Consequently, malaria prevalence was spatially clustered at the regional level during the separate investigation period of the study. The spatial distribution of the high prevalence of malaria during the respective survey period was in the western, northwest, and eastern parts of Nigeria. These variations could be due to climate change and declining precipitation distribution in these areas at different times. Spatial spreading has further revealed the spatial difference between malaria and other regions of Nigeria. For example, in the 2000 survey, statistically significant sensitive areas of malaria prevalence were found in the South-South, South-East, Southwest, Northcentral, and Northwest regions, while in the 2005 survey, malaria hotspots were observed in South-South, South-east, Southwest, Northcentral. This finding might be related to the variation in rainfall patterns. In 2011, the malaria hot spot was observed primarily in the Southwest, a portion of the northwest, Northcentral, and Northeast, while in the 2016 survey, statistically significant sensitive areas were observed in the northern parts of Nigeria (Ekpa et al. 2023). Likewise 2020, statistically substantial sensitive regions were found in southern Nigeria. This may be due to changing precipitation patterns in northern and southern Nigeria, which can affect malaria transmission dynamics differently (Okunlola and Oyeyemi 2019).

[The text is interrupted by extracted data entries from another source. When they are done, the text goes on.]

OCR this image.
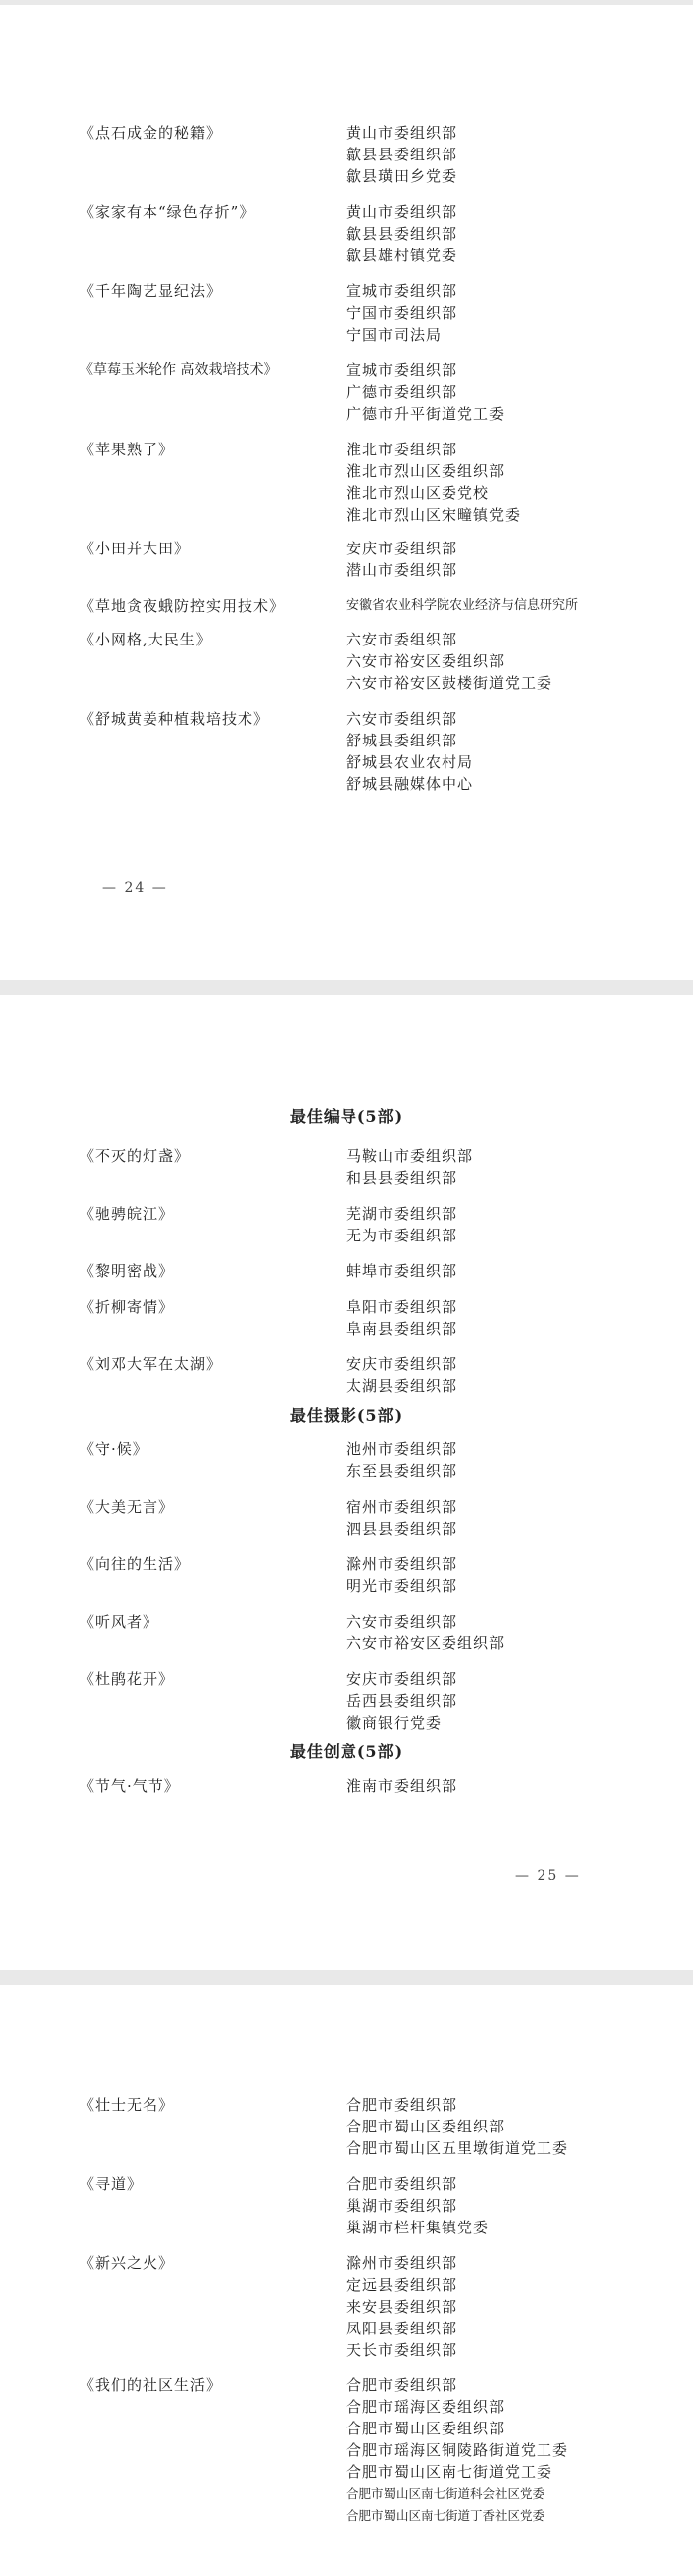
《点石成金的秘籍》	黄山市委组织部
歙县县委组织部
歙县璜田乡党委
《家家有本“绿色存折”》	黄山市委组织部
歙县县委组织部
歙县雄村镇党委
《千年陶艺显纪法》	宣城市委组织部
宁国市委组织部
宁国市司法局
《草莓玉米轮作 高效栽培技术》	宣城市委组织部
广德市委组织部
广德市升平街道党工委
《苹果熟了》	淮北市委组织部
淮北市烈山区委组织部
淮北市烈山区委党校
淮北市烈山区宋疃镇党委
《小田并大田》	安庆市委组织部
潜山市委组织部
《草地贪夜蛾防控实用技术》	安徽省农业科学院农业经济与信息研究所
《小网格,大民生》	六安市委组织部
六安市裕安区委组织部
六安市裕安区鼓楼街道党工委
《舒城黄姜种植栽培技术》	六安市委组织部
舒城县委组织部
舒城县农业农村局
舒城县融媒体中心
— 24 —
最佳编导(5部)
《不灭的灯盏》	马鞍山市委组织部
和县县委组织部
《驰骋皖江》	芜湖市委组织部
无为市委组织部
《黎明密战》	蚌埠市委组织部
《折柳寄情》	阜阳市委组织部
阜南县委组织部
《刘邓大军在太湖》	安庆市委组织部
太湖县委组织部
最佳摄影(5部)
《守·候》	池州市委组织部
东至县委组织部
《大美无言》	宿州市委组织部
泗县县委组织部
《向往的生活》	滁州市委组织部
明光市委组织部
《听风者》	六安市委组织部
六安市裕安区委组织部
《杜鹃花开》	安庆市委组织部
岳西县委组织部
徽商银行党委
最佳创意(5部)
《节气·气节》	淮南市委组织部
— 25 —
《壮士无名》	合肥市委组织部
合肥市蜀山区委组织部
合肥市蜀山区五里墩街道党工委
《寻道》	合肥市委组织部
巢湖市委组织部
巢湖市栏杆集镇党委
《新兴之火》	滁州市委组织部
定远县委组织部
来安县委组织部
凤阳县委组织部
天长市委组织部
《我们的社区生活》	合肥市委组织部
合肥市瑶海区委组织部
合肥市蜀山区委组织部
合肥市瑶海区铜陵路街道党工委
合肥市蜀山区南七街道党工委
合肥市蜀山区南七街道科会社区党委
合肥市蜀山区南七街道丁香社区党委
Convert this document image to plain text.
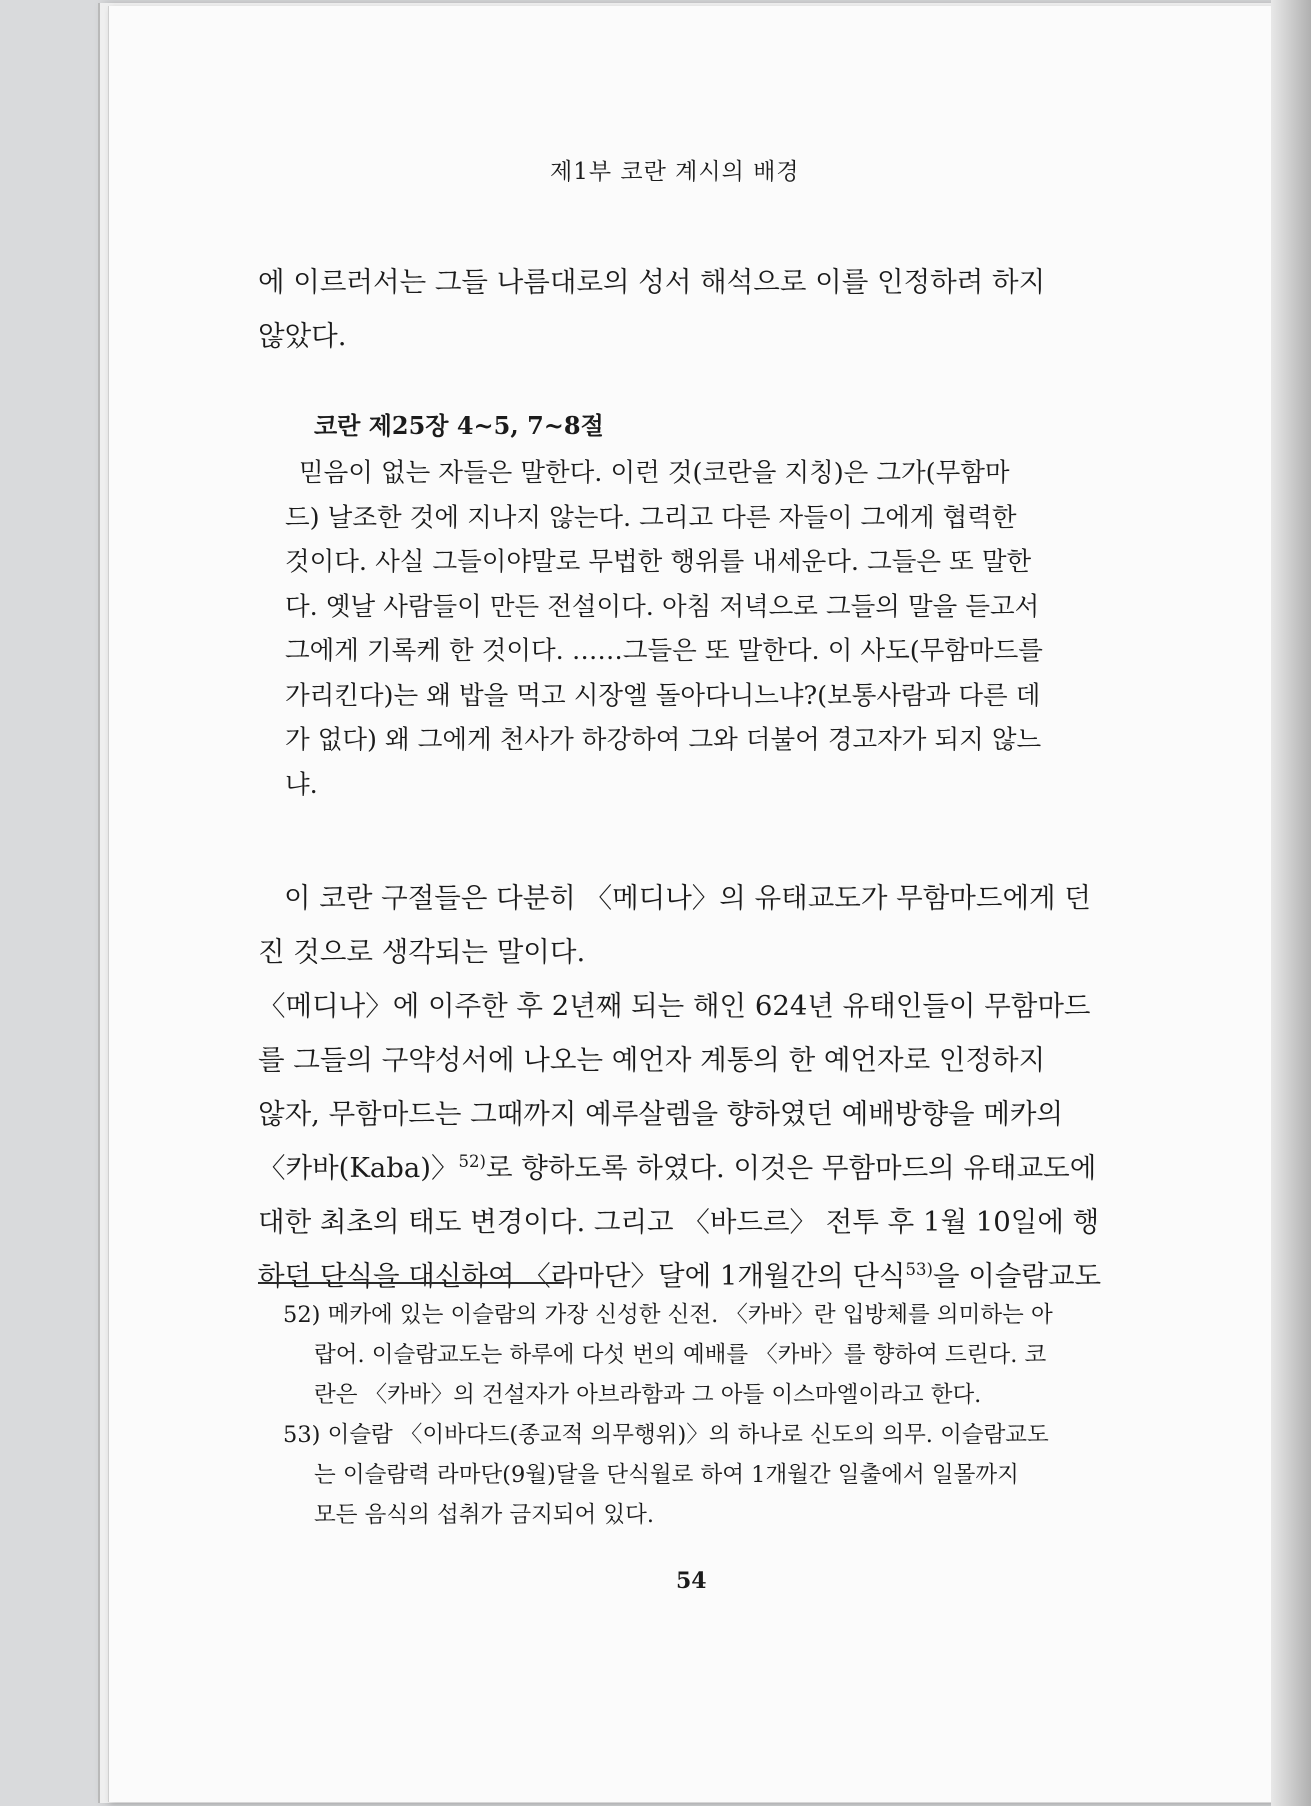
제1부 코란 계시의 배경
에 이르러서는 그들 나름대로의 성서 해석으로 이를 인정하려 하지
않았다.
코란 제25장 4~5, 7~8절
믿음이 없는 자들은 말한다. 이런 것(코란을 지칭)은 그가(무함마
드) 날조한 것에 지나지 않는다. 그리고 다른 자들이 그에게 협력한
것이다. 사실 그들이야말로 무법한 행위를 내세운다. 그들은 또 말한
다. 옛날 사람들이 만든 전설이다. 아침 저녁으로 그들의 말을 듣고서
그에게 기록케 한 것이다. ……그들은 또 말한다. 이 사도(무함마드를
가리킨다)는 왜 밥을 먹고 시장엘 돌아다니느냐?(보통사람과 다른 데
가 없다) 왜 그에게 천사가 하강하여 그와 더불어 경고자가 되지 않느
냐.
이 코란 구절들은 다분히 〈메디나〉의 유태교도가 무함마드에게 던
진 것으로 생각되는 말이다.
〈메디나〉에 이주한 후 2년째 되는 해인 624년 유태인들이 무함마드
를 그들의 구약성서에 나오는 예언자 계통의 한 예언자로 인정하지
않자, 무함마드는 그때까지 예루살렘을 향하였던 예배방향을 메카의
〈카바(Kaba)〉$^{52)}$로 향하도록 하였다. 이것은 무함마드의 유태교도에
대한 최초의 태도 변경이다. 그리고 〈바드르〉 전투 후 1월 10일에 행
하던 단식을 대신하여 〈라마단〉달에 1개월간의 단식$^{53)}$을 이슬람교도
52) 메카에 있는 이슬람의 가장 신성한 신전. 〈카바〉란 입방체를 의미하는 아
랍어. 이슬람교도는 하루에 다섯 번의 예배를 〈카바〉를 향하여 드린다. 코
란은 〈카바〉의 건설자가 아브라함과 그 아들 이스마엘이라고 한다.
53) 이슬람 〈이바다드(종교적 의무행위)〉의 하나로 신도의 의무. 이슬람교도
는 이슬람력 라마단(9월)달을 단식월로 하여 1개월간 일출에서 일몰까지
모든 음식의 섭취가 금지되어 있다.
54
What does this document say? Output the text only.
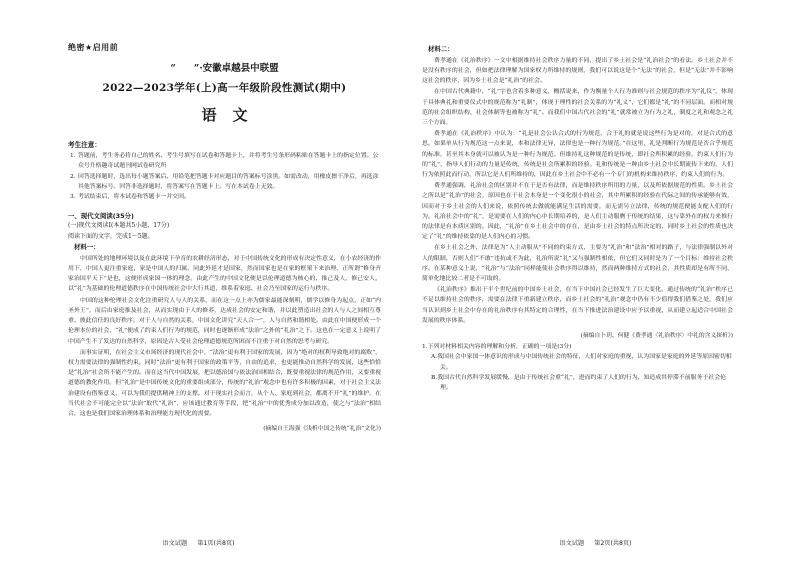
绝密★启用前
“ ”·安徽卓越县中联盟
2022—2023学年(上)高一年级阶段性测试(期中)
语文
考生注意：

1. 答题前，考生务必将自己的姓名、考生号填写在试卷和答题卡上，并将考生号条形码粘贴在答题卡上的指定位置。公众号升格趣奇试题刊网试卷研究所

2. 回答选择题时，选出每小题答案后，用铅笔把答题卡对应题目的答案标号涂黑。如需改动，用橡皮擦干净后，再选涂其他答案标号。回答非选择题时，将答案写在答题卡上。写在本试卷上无效。

3. 考试结束后，将本试卷和答题卡一并交回。

一、现代文阅读(35分)
(一)现代文阅读Ⅰ(本题共5小题，17分)
阅读下面的文字，完成1～5题。
材料一：

中国所处的地理环境以及在此环境下孕育的农耕经济形态，对于中国传统文化的形成有决定性意义，在小农经济的作用下，中国人更注重家庭，家是中国人的归属，同此外延才是国家，然而国家也是在家的框架下来治理，正所谓“修身齐家治国平天下”是也，这便形成家国一体的理念。由此产生的中国文化便是以伦理道德为核心的，推己及人，修己安人，以“礼”为基础的伦理道德秩序在中国传统社会中大行其道，维系着家庭、社会乃至国家的运行与秩序。

中国的这种伦理社会文化注重研究人与人的关系，而在这一点上亦为儒家最能深刻明，儒学以修身为起点，正如“内圣外王”，而后由家庭推及社会，从而实现由于人的修养，达成社会的安定和谐，并以此塑造出社会的人与人之间相互尊重、彼此信任的良好秩序。对于人与自然的关系，中国文化讲究“天人合一”，人与自然和谐相处。由此在中国便形成一个伦理本位的社会，“礼”便成了约束人们行为的规范，同时也逐渐形成“法治”之外的“礼治”之下。这也在一定意义上说明了中国产生不了发达的自然科学，原因是古人受社会伦理道德规范所困而不注重于对自然的思考与研究。

而事实证明，在社会主义市场经济的现代社会中，“法治”更有利于国家的发展，因为“绝对的权利导致绝对的腐败”，权力需要法律的强制性约束。同时“法治”更有利于国家的政策平等，自由的追求，也更能推动自然科学的发展，这些恰恰是“礼治”社会所不能产生的。而在这当代中国发展，把以德治国与依法治国相结合，既要重视法律的规范作用，又要重视道德的教化作用。但“礼治”是中国传统文化的重要组成部分，传统的“礼治”观念中也有许多积极的因素，对于社会主义法治建设有借鉴意义，可以为我们提供精神上的支撑。对于现实社会而言，从个人、家庭到社会，都离不开“礼”的维护。在当代社会不可能完全以“法治”取代“礼治”，应该通过教育等手段，把“礼治”中的优秀成分加以改造，使之与“法治”相结合，这也是我们国家治理体系和治理能力现代化的需要。

(摘编自王海强《浅析中国之传统“礼治”文化》)
语文试题 第1页(共8页)
材料二：

费孝通在《礼治秩序》一文中根据维持社会秩序力量的不同，提出了乡土社会是“礼治社会”的看法。乡土社会并不是没有秩序的社会，但如把法律理解为国家权力所维持的规则，我们可以说这是个“无法”的社会，但是“无法”并不影响这社会的秩序，因为乡土社会是“礼治”的社会。

在中国古代典籍中，“礼”字也含着多种意义，概括说来，作为衡量个人行为准则与社会规范的秩序为“礼仪”，体现于具体典礼和重要仪式中的规范称为“礼制”，体现于理性的社会关系的为“礼义”，它们都是“礼”的不同层面。而相对规范的社会组织结构、社会体制等也被称为“礼”。而我们中国古代社会的“礼”就常被立为行为之礼，制度之礼和观念之礼三个方面。

费孝通在《礼治秩序》中认为：“礼是社会公认合式的行为规范，合于礼的就是说这些行为是对的，对是合式的意思。如果单从行为规范这一点来说，本和法律无异，法律也是一种行为规范。”在这里，礼是判断行为规范是否合乎规范的标准，甚至其本身就可以被认为是一种行为规范。但维持礼这种规范的是传统，即社会所积累的经验。约束人们行为的“礼”，指导人们行动的力量是传统，传统是社会所累积的经验。礼和传统是一种由乡土社会中长期流传下来的，人们行为依照此而行动，所以它是人们所维持的，因此在乡土社会中不必有一个专门的机构来维持秩序，约束人们的行为。

费孝通强调，礼治社会的区别并不在于是否有法律，而是维持秩序所用的力量，以及所依据规范的性质。乡土社会之所以是“礼治”的社会，原因也在于社会本身是一个变化很小的社会，其中所累积的经验在代际之间的传承能够有效，因而对于乡土社会的人们来说，依照传统去做就能满足生活的需要，而无需另立法律，传统的规范便能支配人们的行为。礼治社会中的“礼”，是需要在人们的内心中长期培养的，是人们主动服膺于传统的结果，这与靠外在的权力来推行的法律是有本质区别的。因此，“礼治”在乡土社会中的存在，是由乡土社会的特点所决定的，同时乡土社会的性质也决定了“礼”的维持依靠的是人们内心的习惯。

在乡土社会之外，法律是为“人主动服从”不同的约束方式，主要为“礼治”和“法治”相对的路子，与法律强制以外对人的限制，否则人们“不敢”违抗或不为此，礼治所说“礼”又与强制性相依，但它们又同时是为了一个目标：维持社会秩序。在某种意义上说，“礼治”与“法治”同样能使社会秩序得以维持，然而两种维持方式的社会，其性质却是有所不同，简单化地比较二者是不可取的。

《礼治秩序》推出于半个世纪前的中国乡土社会，在当下中国社会已经发生了巨大变化。通过传统的“礼治”秩序已不足以维持社会的秩序，需要在法律下重新建立秩序，而乡土社会的“礼治”观念中仍有不少值得我们借鉴之处，我们应当认识到乡土社会中存在的礼治秩序有其特定的合理性，在当下推进法治建设中应予以重视，从而建立起适合中国社会发展的秩序体系。

(摘编自卜玥、何健《费孝通〈礼治秩序〉中礼的含义探析》)
1.下列对材料相关内容的理解和分析，正确的一项是(3分)
A.我国社会中家国一体意识的形成与中国传统社会的特征，人们对家庭的重视，认为国家是家庭的外延等原因密切相关。
B.我国古代自然科学发展缓慢，是由于传统社会重“礼”，进而约束了人们的行为，知造成其停滞不前服务于社会伦理。
语文试题 第2页(共8页)
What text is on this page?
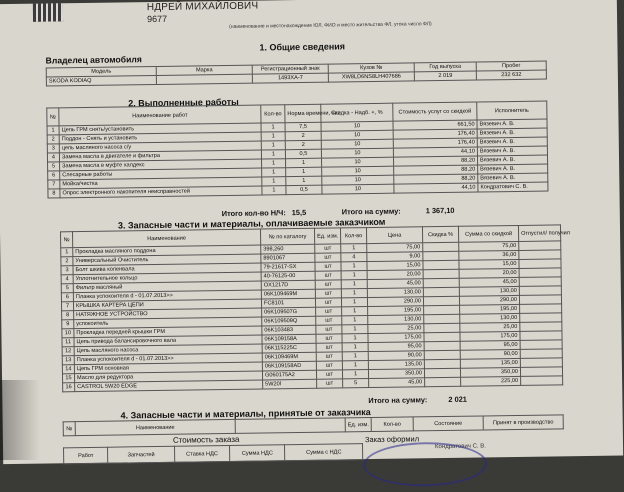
НДРЕЙ МИХАЙЛОВИЧ
9677
(наименование и местонахождение ЮЛ, ФИО и место жительства ФЛ, утока число ФЛ)
1. Общие сведения
Владелец автомобиля
Модель	Марка	Регистрационный знак	Кузов №	Год выпуска	Пробег
SKODA KODIAQ		1493ХА-7	XW8LD6NS8LH407686	2 019	232 632
2. Выполненные работы
№	Наименование работ	Кол-во	Норма времени, час	Скидка - Надб. +, %	Стоимость услуг со скидкой	Исполнитель
1	Цепь ГРМ снять/установить	1	7,5	10	661,50	Вязевич А. В.
2	Поддон - Снять и установить	1	2	10	176,40	Вязевич А. В.
3	цепь масляного насоса с/у	1	2	10	176,40	Вязевич А. В.
4	Замена масла в двигателе и фильтра	1	0,5	10	44,10	Вязевич А. В.
5	Замена масла в муфте халдекс	1	1	10	88,20	Вязевич А. В.
6	Слесарные работы	1	1	10	88,20	Вязевич А. В.
7	Мойка/чистка	1	1	10	88,20	Вязевич А. В.
8	Опрос электронного накопителя неисправностей	1	0,5	10	44,10	Кондратович С. В.
Итого кол-во Н/Ч: 15,5	Итого на сумму:	1 367,10
3. Запасные части и материалы, оплачиваемые заказчиком
№	Наименование	№ по каталогу	Ед. изм.	Кол-во	Цена	Скидка %	Сумма со скидкой	Отпустил/ получил
1	Прокладка масляного поддона	398,260	шт	1	75,00		75,00	
2	Универсальный Очиститель	8901067	шт	4	9,00		36,00	
3	Болт шкива коленвала	79-21617-SX	шт	1	15,00		15,00	
4	Уплотнительное кольцо	40-76125-00	шт	1	20,00		20,00	
5	Фильтр масляный	OX1217D	шт	1	45,00		45,00	
6	Планка успокоителя d - 01.07.2013>>	06K109469M	шт	1	130,00		130,00	
7	КРЫШКА КАРТЕРА ЦЕПИ	FC8101	шт	1	290,00		290,00	
8	НАТЯЖНОЕ УСТРОЙСТВО	06K109507G	шт	1	195,00		195,00	
9	успокоитель	06K109509Q	шт	1	130,00		130,00	
10	Прокладка передней крышки ГРМ	06K103483	шт	1	25,00		25,00	
11	Цепь привода балансировочного вала	06K109158A	шт	1	175,00		175,00	
12	Цепь масляного насоса	06K115225C	шт	1	95,00		95,00	
13	Планка успокоителя d - 01.07.2013>>	06K109469M	шт	1	90,00		90,00	
14	Цепь ГРМ основная	06K109158AD	шт	1	135,00		135,00	
15	Масло для редуктора	G060175A2	шт	1	350,00		350,00	
16	CASTROL 5W20 EDGE	5W20l	шт	5	45,00		225,00	
Итого на сумму:	2 021
4. Запасные части и материалы, принятые от заказчика
№	Наименование		Ед. изм.	Кол-во	Состояние	Принят в производство
Стоимость заказа
Работ	Запчастей	Ставка НДС	Сумма НДС	Сумма с НДС
Заказ оформил
Кондратович С. В.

The study is limited by potential issues with data quality and gaps, particularly regarding the accuracy and accessibility of malaria cases and environmental data. While the temporal analysis might overlook short-term fluctuations in malaria rates, the regional spatial analysis could mask localized transmission patterns. Additionally, although the study identifies associations between environmental factors and malaria prevalence, it does not establish causation, thus limiting the generalizability of its findings to other locations or nations.

Conclusion

This study utilized GIS to analyze malaria spatial patterns and environmental indicators across six regions in Nigeria. Malaria cases were concentrated in the western, northwest, and eastern areas, correlating positively with aridity, EVI, and precipitation. Despite an overall decline in malaria cases over time, particularly in the northwest region, there are still challenges in meeting the Sustainable Development Goal (SDG) target in the short term. Recommendations include focusing on rural areas with low socio-economic status and high malaria incidence, as well as scaling up interventions in areas with concentrated malaria prevalence. The study’s model equation, incorporating factors like EVI, ITNC, LST, mean temperature, and precipitation, provides evidence-based guidance for public health professionals and policymakers. Ultimately, the findings offer valuable statistical insights and inform policymaking decisions to address malaria and improve public health outcomes in Nigeria.